I hope you’re doing okay though, ladybug. I hope things are going well for you. I hope you still have those plants your grandpa let you take care of and moved into that new house. I hope you’re not stressing yourself too much and not hurting yourself either. You gotta be careful, you’re a precious glass that looks strong (and is most of the time, but you don’t wanna land wrong). I hope you’re feeling a bit better. I know you said you found that book I made you... I don’t know when you posted that though, so I can’t really say for sure. Just... I want you to be happy. I hope this time hasn’t been as hard as the other times we’ve said goodbye.

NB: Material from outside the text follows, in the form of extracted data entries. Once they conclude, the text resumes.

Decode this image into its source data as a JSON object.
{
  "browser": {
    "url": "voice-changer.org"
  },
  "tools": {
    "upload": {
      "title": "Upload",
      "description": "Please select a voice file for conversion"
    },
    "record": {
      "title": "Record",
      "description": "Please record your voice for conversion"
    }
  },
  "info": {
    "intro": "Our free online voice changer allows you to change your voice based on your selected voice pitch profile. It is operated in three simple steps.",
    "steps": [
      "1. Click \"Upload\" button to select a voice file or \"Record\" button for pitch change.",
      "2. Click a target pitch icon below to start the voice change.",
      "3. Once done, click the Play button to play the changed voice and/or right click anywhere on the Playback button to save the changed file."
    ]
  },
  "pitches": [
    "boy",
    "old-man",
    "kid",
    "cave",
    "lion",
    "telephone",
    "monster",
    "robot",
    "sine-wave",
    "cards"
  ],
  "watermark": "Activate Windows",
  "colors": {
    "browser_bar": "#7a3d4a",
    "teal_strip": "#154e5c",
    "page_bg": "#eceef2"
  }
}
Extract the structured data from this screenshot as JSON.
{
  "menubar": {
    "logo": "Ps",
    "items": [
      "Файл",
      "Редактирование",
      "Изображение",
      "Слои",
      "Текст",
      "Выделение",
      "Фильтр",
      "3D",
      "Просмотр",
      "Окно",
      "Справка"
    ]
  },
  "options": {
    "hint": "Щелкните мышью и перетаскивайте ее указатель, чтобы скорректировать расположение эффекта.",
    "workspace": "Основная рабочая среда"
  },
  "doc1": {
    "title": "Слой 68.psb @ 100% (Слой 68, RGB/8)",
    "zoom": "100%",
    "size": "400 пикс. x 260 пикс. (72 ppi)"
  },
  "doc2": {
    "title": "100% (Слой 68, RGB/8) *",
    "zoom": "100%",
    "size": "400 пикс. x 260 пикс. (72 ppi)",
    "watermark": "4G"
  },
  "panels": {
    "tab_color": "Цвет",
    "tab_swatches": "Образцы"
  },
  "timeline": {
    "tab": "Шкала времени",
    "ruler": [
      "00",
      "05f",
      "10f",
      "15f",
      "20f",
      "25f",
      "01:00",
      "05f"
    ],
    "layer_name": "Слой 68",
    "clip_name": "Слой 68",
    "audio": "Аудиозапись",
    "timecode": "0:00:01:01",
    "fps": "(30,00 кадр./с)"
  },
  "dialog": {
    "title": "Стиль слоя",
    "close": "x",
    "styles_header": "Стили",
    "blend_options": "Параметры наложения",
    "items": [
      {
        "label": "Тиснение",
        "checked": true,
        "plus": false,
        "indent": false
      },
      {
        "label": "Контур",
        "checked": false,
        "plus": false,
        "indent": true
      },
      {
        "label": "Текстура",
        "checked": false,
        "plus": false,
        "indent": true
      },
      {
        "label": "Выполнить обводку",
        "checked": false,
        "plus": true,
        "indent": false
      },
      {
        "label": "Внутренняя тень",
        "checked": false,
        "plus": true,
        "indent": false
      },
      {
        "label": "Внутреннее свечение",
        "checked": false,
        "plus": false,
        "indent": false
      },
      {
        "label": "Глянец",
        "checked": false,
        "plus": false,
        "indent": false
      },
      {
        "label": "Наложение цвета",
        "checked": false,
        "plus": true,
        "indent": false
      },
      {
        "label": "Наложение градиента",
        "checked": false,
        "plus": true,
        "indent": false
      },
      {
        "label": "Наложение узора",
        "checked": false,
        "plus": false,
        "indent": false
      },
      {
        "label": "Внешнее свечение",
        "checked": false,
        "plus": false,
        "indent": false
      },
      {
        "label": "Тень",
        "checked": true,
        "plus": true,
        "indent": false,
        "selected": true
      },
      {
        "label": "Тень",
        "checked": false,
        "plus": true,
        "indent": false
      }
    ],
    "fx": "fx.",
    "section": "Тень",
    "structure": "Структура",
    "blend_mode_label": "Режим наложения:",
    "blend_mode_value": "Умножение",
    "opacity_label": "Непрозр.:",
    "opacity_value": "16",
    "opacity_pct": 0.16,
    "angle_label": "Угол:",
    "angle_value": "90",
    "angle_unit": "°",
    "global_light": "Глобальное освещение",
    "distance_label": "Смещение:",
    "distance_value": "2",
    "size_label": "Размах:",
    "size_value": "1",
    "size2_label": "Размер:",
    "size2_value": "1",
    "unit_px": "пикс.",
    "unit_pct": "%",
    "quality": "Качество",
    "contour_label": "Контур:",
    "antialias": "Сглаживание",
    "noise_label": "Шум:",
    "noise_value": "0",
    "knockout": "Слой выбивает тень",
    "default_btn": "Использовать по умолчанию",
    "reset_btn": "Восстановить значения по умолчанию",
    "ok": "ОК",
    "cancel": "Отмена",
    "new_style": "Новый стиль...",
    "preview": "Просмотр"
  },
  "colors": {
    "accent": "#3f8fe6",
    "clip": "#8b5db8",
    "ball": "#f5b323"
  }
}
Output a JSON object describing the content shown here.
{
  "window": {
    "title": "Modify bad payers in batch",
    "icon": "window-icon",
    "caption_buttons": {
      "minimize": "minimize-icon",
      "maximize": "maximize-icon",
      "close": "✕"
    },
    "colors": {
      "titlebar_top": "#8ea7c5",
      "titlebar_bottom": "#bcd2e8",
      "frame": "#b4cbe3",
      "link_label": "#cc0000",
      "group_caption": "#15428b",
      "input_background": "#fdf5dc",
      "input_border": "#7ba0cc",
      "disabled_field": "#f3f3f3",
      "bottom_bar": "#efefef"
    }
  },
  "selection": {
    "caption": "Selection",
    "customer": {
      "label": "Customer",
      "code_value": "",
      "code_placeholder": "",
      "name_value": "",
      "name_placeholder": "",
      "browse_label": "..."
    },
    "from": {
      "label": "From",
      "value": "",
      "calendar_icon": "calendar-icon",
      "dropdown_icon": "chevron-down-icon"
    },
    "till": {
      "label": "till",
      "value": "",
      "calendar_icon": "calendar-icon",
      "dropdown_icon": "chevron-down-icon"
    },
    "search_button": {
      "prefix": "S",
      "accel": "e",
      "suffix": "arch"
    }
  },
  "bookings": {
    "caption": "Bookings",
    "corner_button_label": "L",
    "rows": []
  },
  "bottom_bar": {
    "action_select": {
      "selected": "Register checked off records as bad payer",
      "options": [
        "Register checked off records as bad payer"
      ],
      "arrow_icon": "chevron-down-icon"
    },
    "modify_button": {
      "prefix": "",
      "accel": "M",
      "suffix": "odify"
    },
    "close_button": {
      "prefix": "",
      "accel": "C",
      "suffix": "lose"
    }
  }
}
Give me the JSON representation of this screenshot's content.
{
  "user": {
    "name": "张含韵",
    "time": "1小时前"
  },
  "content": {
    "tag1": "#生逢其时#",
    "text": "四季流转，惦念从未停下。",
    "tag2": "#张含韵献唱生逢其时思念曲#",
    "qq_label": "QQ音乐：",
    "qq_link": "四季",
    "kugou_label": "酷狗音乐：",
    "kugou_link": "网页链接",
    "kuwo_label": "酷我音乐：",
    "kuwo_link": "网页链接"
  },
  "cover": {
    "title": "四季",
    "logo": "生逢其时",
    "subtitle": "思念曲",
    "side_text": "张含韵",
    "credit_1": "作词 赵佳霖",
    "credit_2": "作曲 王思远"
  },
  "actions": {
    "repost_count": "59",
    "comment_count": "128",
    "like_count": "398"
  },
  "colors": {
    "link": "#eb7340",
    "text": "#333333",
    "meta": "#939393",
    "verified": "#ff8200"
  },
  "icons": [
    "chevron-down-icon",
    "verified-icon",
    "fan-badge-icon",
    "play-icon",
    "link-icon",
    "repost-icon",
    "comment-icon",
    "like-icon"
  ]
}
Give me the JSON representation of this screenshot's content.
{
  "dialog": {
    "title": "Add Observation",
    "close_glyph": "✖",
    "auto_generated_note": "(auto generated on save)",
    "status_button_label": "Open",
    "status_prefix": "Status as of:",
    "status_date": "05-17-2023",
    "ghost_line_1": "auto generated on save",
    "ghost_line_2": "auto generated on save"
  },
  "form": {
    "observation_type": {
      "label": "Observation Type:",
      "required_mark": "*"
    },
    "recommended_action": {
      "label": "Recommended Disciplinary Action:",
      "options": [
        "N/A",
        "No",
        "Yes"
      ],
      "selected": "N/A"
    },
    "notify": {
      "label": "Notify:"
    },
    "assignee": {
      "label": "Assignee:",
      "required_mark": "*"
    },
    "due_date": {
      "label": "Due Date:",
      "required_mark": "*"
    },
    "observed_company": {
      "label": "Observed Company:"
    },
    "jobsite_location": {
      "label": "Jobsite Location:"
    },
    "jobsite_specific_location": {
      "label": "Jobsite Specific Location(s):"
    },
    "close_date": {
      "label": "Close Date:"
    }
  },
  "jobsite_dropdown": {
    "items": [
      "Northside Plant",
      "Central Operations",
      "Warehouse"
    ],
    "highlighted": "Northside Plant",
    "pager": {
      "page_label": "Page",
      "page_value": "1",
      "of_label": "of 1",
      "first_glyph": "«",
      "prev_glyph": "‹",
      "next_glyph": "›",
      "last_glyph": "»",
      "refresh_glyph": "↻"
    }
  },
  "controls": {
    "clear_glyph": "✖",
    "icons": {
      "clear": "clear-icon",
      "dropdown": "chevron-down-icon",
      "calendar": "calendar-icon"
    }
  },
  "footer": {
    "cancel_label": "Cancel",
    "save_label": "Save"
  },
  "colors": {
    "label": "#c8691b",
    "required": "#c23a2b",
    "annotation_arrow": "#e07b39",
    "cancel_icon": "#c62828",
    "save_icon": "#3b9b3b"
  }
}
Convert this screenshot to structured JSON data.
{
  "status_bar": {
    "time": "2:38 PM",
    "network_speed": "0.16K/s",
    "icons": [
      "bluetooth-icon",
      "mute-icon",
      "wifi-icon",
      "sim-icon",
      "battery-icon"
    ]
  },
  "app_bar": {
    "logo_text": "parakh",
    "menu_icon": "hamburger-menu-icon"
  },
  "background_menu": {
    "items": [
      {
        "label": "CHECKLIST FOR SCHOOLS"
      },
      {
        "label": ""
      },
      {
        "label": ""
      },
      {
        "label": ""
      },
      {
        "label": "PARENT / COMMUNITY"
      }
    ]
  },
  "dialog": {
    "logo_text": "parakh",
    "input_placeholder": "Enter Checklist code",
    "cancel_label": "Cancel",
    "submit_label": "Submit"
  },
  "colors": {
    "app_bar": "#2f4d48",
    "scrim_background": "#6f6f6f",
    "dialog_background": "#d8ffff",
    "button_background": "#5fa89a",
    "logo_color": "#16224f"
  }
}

I miss you a lot. Especially since things haven’t been too okay for me. I’ve been on the verge of an anxiety attack ever since I came back from NYC, so I’ve been trying really hard to get myself back together. But I really just want to never leave my room, to never turn the light on, and to never even talk. I just want to be nothing right now and I can’t. My grandma’s birthday is coming up soon, the 27th, so things are getting harder. I’m kind of hurting. Because I don’t have anyone to tell that to.
Oh, also, I deleted your playlist. I’m sorry. It was a moment when I thought I’d finally stopped thinking of you, that I didn’t need to see that and be reminded when I was finally letting go. So it’s gone. I’m sorry. I am thinking of you, so don’t think I did all of this in a mean way, I didn’t mean it that way. I just thought I was moving on. Not yet.